Interference Filter¶
The moving average of triggered signals per second of the particular channel is computed. If this value is higher than a defined maximum threshold then the channel will be disabled. It will be enabled again if the rate drops below a minimum threshold. If a toggle from off to on happens to fast within a certain time span, the sensitivity will be raised. Higher sensitivity value result in even lower max/min thresholds. The sensitivity will be slightly lowered again if the off/on toggle time span is long enough. The default thresholds and time spans are derived from the slow interference mode value (see below).
Parameters:
- Max Rate: Defaults to 70% of the slow interference mode value.
- Min Rate: Defaults to 50% of the slow interference mode value.
- Time Gap: 5 times of the "smooth" value (moving average time)
Please note that the interference filter might not always work as intended and while active may cause some additional CPU load. That's because the ADC watchdog stays active even for the channel which has been "disabled" by the interference filter, because it needs to count the triggers. In extreme cases it triggers all the time which leads to ~1000 signals per second. This may have influence on the other channels. While interference filter is active on a channel, no DSP checks are made on this channel.
Interference Mode¶
The interference mode checks the amount of signals which are already queued ready to send. Such a signal has already passed all filters. However, that might still be too much to process on our computing servers. So the interference mode will be enabled, when the amount of signals is higher than a defined value. The threshold value for disabling the interference mode is several percents lower, which avoids conditions where the mode toggles between on and off all the time. The thresholds cannot be changed by the user.
In detail, there are three interference modes implemented:
- Burst: It is very fast and checks the signal rates of a very short time period, i.e. of one second.
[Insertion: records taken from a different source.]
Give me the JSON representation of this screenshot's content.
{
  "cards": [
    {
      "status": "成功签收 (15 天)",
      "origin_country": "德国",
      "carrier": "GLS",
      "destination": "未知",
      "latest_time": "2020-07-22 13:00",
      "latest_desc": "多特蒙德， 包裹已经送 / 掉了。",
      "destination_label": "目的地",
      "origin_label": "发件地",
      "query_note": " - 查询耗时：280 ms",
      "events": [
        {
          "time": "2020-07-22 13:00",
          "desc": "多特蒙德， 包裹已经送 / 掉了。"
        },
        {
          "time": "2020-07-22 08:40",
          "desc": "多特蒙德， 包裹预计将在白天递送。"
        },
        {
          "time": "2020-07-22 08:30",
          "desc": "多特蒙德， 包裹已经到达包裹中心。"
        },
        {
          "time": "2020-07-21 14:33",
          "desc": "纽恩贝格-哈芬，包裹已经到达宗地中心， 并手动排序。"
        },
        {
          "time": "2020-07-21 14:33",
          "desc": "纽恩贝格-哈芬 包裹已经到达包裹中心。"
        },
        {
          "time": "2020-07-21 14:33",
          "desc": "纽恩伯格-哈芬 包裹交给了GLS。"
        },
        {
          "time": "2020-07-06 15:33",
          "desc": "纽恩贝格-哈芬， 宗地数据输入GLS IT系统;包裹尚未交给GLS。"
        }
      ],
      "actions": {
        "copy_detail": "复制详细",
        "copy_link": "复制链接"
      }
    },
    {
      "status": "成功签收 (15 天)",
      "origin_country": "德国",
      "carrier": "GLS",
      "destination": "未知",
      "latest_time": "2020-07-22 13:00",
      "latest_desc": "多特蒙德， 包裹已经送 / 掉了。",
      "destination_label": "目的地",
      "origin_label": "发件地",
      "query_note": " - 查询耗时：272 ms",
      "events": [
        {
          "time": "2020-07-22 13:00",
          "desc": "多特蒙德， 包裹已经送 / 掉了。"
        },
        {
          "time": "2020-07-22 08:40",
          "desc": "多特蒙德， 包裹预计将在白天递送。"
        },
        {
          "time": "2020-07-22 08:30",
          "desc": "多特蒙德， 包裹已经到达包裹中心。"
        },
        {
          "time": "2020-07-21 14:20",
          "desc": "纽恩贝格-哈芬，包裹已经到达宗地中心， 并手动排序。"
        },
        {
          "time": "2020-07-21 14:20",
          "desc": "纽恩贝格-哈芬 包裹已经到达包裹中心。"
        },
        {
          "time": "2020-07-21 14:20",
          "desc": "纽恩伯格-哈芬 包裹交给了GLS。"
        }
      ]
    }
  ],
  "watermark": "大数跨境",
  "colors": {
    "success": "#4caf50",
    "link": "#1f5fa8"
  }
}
This is very useful to protect the server against short bursts, which take only some seconds but produces a lot of interference signals.
- Slow: Checks the amount of signals during a longer time span, i.e. 60s. That means, it will be enabled on medium amount of interference signals over a longer time span.
- Repeated Bursts: Counts the number of signals before the burst mode is triggered and enables the slow mode in case the threshold is reached. This mode is used to detect repeated bursts of signals over a longer time span, which are not detected by the burst mode alone.